Asexual Reproduction:

• A parent cell splits using mitosis to produce 2 identical daughter cells.
• Parent and daughter cells have identical, 2n or diploid DNA.
• Mitosis has prophase, metaphase, anaphase, telophase and cytokinesis.
• Mitosis can occur in any somatic cell that needs to replicate.
• Single-celled organisms use mitosis to reproduce quickly.
• Creates a population of identical individuals.
• No fertilization or incubation required.
• Occurs through budding, fission, and vegetative propagation.
• Vulnerable to changes in the environment.

Sexual Reproduction:

• An undifferentiated cell goes through meiosis to produce 4 gametes.
• Gametes are haploid, n, and have half the DNA as the parent cell.
• Meiosis has two sets of prophase, metaphase, anaphase, telophase and cytokinesis.
• Meiosis is only for the production of gametes.
• Complex organisms use meiosis .
• Creates a population of genetically diverse individuals.
• Fertilization of female gamete with male gamete to create zygote which then must incubate to maturity.
• Only meiosis makes gametes.
• Much more likely to survive drastic ecological changes.

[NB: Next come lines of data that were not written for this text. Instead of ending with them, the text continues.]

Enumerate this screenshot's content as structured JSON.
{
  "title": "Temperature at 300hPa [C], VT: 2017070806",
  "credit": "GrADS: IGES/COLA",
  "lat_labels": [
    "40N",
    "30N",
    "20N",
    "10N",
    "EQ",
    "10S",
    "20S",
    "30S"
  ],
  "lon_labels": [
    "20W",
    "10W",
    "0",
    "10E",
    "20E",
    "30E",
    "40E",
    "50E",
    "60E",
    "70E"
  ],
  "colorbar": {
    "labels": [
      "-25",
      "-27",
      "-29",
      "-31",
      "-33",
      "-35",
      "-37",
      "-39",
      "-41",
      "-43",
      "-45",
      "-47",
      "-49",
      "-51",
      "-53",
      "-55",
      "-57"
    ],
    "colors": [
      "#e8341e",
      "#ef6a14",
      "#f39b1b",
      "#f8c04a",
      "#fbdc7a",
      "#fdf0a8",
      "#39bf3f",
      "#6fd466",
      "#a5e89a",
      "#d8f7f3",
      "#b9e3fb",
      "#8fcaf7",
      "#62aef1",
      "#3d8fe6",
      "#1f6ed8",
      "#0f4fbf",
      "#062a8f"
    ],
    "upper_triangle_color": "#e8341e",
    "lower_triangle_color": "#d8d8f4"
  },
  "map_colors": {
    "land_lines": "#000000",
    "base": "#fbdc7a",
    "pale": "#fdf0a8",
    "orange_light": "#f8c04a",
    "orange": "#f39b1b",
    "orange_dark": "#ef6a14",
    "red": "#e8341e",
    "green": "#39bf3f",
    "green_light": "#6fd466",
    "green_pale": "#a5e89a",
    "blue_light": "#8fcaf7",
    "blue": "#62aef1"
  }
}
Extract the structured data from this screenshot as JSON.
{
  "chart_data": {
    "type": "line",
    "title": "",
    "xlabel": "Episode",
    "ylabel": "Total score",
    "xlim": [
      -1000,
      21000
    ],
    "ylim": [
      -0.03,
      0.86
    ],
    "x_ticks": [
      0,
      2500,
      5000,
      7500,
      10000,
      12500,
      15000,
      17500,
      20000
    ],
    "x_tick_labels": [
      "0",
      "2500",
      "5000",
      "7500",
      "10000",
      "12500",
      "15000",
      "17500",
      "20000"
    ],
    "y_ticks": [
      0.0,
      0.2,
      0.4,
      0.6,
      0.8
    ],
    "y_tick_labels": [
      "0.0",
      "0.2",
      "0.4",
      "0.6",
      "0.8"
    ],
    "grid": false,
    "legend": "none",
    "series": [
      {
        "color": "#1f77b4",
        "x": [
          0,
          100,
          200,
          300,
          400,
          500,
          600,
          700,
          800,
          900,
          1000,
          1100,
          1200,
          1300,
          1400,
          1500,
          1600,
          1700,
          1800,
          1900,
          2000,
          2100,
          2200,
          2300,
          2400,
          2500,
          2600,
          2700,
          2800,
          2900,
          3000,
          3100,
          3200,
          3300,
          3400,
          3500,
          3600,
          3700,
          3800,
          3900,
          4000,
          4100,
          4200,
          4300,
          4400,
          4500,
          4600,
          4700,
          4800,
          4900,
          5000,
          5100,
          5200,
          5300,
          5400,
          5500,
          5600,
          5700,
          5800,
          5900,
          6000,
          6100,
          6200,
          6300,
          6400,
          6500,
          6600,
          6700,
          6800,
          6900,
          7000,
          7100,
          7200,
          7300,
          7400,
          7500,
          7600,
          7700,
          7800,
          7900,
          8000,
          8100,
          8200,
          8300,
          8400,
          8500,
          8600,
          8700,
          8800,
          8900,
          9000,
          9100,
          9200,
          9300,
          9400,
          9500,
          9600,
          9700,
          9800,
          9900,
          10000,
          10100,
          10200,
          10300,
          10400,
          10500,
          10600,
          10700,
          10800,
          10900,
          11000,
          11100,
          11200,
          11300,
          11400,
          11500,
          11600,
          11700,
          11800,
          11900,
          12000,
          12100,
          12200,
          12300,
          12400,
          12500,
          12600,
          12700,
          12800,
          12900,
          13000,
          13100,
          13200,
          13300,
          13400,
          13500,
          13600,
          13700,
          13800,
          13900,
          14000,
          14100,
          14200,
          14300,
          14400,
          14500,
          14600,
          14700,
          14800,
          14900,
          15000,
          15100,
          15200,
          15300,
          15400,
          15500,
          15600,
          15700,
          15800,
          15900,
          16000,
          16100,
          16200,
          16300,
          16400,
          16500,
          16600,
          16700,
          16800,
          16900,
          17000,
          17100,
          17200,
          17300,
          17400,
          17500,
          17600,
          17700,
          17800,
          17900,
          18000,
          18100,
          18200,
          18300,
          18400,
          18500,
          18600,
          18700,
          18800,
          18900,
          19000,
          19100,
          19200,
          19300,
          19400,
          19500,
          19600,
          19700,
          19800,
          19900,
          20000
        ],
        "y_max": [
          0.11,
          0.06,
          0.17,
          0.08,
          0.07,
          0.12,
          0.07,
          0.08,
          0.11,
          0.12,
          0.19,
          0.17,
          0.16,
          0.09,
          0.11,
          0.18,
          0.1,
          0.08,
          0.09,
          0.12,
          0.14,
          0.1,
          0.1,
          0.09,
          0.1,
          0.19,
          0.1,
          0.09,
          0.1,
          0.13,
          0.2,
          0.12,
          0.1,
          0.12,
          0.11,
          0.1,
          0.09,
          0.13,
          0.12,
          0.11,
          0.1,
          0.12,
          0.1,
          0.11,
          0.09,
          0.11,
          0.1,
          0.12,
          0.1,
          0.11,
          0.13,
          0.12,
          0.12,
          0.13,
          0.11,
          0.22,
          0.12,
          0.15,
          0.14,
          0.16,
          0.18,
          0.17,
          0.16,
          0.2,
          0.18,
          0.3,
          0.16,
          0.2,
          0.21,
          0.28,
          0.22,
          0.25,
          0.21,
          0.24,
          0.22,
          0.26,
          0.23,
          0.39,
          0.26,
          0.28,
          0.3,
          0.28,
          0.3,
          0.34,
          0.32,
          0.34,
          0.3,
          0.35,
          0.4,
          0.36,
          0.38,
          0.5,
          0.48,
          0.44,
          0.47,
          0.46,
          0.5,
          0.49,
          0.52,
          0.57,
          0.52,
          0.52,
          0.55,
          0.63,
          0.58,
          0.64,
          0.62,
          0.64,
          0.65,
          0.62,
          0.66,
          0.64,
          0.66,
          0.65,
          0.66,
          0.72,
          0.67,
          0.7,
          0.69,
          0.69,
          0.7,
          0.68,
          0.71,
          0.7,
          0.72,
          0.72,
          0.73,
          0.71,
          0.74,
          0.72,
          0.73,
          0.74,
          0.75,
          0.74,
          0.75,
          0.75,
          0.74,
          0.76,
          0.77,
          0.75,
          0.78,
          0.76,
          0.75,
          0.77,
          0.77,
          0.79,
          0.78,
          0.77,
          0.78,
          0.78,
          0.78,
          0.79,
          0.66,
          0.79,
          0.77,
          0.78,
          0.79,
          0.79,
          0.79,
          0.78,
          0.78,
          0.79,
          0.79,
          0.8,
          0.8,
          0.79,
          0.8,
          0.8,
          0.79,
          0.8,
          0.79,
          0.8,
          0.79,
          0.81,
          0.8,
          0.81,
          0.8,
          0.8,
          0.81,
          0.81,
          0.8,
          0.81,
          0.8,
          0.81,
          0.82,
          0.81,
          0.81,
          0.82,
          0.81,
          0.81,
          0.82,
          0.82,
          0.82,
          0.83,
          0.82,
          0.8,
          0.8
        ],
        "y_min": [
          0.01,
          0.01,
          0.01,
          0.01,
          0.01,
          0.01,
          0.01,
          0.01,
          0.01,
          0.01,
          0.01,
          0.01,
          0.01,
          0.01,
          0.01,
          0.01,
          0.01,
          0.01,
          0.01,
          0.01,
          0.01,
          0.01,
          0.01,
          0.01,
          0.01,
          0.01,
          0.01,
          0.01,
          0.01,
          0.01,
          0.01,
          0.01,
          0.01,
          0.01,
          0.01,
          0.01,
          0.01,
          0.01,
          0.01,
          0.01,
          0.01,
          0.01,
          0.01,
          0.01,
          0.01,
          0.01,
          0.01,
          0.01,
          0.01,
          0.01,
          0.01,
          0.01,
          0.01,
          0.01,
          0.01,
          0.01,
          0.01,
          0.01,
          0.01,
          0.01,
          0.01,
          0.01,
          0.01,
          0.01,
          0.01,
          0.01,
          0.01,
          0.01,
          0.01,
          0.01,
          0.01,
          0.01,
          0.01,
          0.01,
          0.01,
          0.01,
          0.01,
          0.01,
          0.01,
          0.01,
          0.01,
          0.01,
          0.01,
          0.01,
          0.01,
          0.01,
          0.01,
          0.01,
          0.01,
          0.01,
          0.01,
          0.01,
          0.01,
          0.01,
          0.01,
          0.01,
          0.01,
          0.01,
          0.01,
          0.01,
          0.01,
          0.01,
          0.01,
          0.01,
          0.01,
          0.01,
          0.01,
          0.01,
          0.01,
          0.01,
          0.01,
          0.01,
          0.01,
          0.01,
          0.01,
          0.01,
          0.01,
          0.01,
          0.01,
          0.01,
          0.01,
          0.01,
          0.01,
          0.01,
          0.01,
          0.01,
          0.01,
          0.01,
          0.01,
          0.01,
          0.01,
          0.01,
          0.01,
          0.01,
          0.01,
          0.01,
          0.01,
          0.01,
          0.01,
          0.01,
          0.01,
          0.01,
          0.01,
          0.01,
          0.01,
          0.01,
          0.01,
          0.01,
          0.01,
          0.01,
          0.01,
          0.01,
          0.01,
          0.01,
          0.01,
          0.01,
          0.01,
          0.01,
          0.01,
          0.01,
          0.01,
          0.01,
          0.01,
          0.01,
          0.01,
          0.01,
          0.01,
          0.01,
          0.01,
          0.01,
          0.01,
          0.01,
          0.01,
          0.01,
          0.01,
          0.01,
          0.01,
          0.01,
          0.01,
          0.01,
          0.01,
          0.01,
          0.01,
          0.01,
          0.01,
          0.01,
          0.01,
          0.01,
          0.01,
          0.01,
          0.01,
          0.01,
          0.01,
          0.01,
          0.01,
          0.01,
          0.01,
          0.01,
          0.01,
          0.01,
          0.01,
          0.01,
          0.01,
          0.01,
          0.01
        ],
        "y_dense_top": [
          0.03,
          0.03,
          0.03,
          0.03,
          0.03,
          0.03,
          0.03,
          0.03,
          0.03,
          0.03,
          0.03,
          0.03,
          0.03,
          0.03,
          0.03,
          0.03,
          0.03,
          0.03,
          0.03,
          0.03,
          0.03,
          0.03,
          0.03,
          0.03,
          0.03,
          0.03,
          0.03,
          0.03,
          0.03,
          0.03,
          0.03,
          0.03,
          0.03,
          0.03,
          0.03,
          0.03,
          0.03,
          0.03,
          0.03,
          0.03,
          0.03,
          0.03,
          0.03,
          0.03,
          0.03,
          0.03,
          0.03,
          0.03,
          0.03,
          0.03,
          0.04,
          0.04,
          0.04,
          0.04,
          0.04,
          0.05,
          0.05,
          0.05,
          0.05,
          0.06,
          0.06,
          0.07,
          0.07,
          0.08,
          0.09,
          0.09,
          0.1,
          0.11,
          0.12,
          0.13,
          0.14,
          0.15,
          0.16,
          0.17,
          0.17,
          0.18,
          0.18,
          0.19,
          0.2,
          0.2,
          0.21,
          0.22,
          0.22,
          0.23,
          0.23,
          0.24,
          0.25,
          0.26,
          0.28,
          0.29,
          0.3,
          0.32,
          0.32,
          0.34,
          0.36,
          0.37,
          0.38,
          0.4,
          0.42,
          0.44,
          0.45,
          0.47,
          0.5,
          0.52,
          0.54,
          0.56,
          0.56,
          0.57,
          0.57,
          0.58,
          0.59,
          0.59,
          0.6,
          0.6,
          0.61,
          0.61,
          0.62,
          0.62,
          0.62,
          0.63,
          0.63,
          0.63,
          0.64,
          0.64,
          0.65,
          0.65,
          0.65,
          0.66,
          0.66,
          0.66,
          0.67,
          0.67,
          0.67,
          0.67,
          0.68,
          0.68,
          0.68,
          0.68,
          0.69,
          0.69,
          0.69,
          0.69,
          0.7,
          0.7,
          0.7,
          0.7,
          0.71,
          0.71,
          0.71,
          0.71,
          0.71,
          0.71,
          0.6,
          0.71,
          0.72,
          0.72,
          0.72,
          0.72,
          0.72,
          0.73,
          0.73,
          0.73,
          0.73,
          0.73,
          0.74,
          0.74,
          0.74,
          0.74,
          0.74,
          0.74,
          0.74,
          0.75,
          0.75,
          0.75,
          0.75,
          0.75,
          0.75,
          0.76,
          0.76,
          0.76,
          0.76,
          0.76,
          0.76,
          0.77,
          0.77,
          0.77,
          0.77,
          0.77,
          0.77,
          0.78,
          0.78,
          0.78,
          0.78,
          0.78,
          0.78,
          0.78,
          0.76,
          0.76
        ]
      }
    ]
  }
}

Plant vs. Animal Reproduction

• Humans reproduce sexually.
• Females make ovum, which are then fertilized by the male sperm.
• Females incubate or gestate the zygote, then embryo, then fetus for 40 weeks.
• Most mammals, amphibians, fish, and birds reproduce sexually as well.
• Plants can generate offspring both sexually and asexually.
• Strawberries send out shoots that grow into clones of the parent plant.
• Onions, tubers like potatoes and ginger reproduce asexually.
• Most citrus trees can also reproduce asexually.
• Plants that reproduce sexually make seeds and pollen.
• Bees, butterflies, and birds aid in plant sexual reproduction by being pollinators.
• The flower of a plant houses the sexual organs of the plant, pistils and ovaries.
• The dandelion seeds are modified in a way that the lightest brush of wind can release hundreds of seeds all at once.

Description

Asexual reproduction involves a single organism creating a copy of itself. Offspring are clones of the parent, inheriting 100% of the genetic code. Bacteria, yeast, some plants, and animals reproduce asexually through methods like mitosis and budding.